МОРОЗНЫЙ БОГ НА МАШИНЕ


   В ночь с 19-го на 20 августа 1928 года упал неслыханный, никем из старожилов никогда еще не отмеченный, мороз. Он пришел и продержался двое суток, достигнув восемнадцати градусов. Остервеневшая Москва заперла все окна, все двери. Только к концу третьих суток поняло население, что мороз спас столицу и те безграничные пространства, которыми она владела и на которые упала страшная беда 28-го года Конная армия под Можайском, потерявшая три четверти своего состава, начала изнемогать, и газовые эскадрильи не могли остановить движения мерзких пресмыкающихся, полукольцом заходивших с запада, юго-запада и юга по направлению к Москве.

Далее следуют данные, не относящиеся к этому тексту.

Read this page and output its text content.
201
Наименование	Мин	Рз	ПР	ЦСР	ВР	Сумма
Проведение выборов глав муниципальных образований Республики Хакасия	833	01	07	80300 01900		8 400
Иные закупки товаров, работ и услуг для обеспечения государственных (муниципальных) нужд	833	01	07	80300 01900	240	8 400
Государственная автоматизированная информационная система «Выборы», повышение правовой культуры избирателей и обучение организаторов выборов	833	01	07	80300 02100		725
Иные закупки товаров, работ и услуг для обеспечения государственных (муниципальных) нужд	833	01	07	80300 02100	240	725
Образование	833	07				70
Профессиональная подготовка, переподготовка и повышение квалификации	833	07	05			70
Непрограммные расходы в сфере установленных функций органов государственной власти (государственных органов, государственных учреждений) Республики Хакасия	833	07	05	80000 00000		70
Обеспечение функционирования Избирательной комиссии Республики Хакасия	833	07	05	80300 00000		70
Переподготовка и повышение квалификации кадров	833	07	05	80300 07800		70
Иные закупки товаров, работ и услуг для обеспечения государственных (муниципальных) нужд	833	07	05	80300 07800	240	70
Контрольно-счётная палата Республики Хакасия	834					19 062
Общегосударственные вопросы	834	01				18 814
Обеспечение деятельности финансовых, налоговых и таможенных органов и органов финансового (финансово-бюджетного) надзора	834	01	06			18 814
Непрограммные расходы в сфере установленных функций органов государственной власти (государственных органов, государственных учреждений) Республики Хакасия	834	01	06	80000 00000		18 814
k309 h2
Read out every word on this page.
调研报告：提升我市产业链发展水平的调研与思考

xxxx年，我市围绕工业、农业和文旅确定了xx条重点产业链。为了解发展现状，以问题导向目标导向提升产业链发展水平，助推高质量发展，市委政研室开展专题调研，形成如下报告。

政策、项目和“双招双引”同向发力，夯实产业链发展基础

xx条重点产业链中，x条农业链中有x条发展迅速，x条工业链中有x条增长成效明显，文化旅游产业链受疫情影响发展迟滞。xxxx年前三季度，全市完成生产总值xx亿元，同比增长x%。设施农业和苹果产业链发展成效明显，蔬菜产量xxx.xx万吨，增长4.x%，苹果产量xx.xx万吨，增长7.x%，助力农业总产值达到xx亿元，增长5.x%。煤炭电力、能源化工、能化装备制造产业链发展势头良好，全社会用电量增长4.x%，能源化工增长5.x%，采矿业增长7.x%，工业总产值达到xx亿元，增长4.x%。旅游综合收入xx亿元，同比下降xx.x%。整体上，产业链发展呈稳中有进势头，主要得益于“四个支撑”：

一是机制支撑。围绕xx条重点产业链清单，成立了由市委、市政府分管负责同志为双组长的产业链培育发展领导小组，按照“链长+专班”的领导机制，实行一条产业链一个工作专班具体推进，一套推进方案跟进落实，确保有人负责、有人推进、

   Их задушил мороз. Двух суток по восемнадцать градусов не выдержали омерзительные стаи, и в 20-х числах августа, когда мороз исчез, оставив лишь сырость и мокроту, оставив влагу в воздухе, оставив побитую нежданным холодом зелень на деревьях, биться больше было не с кем. Беда кончилась. Леса, поля, необозримые болота были еще завалены разноцветными яйцами, покрытыми порою странным, нездешним, невиданным рисунком, который безвестно пропавший Рокк принимал за грязюку, но эти яйца были совершенно безвредны. Они были мертвы, зародыши в них прикончены.
   Необозримые пространства земли еще долго гнили от бесчисленных трупов крокодилов и змей, вызванных к жизни таинственным, родившимся на улице Герцена в гениальных глазах лучом, но они уже не были опасны, непрочные созданья гнилостных, жарких тропических болот погибли в два дня, оставив на пространстве трех губерний страшное зловоние, разложение и гной.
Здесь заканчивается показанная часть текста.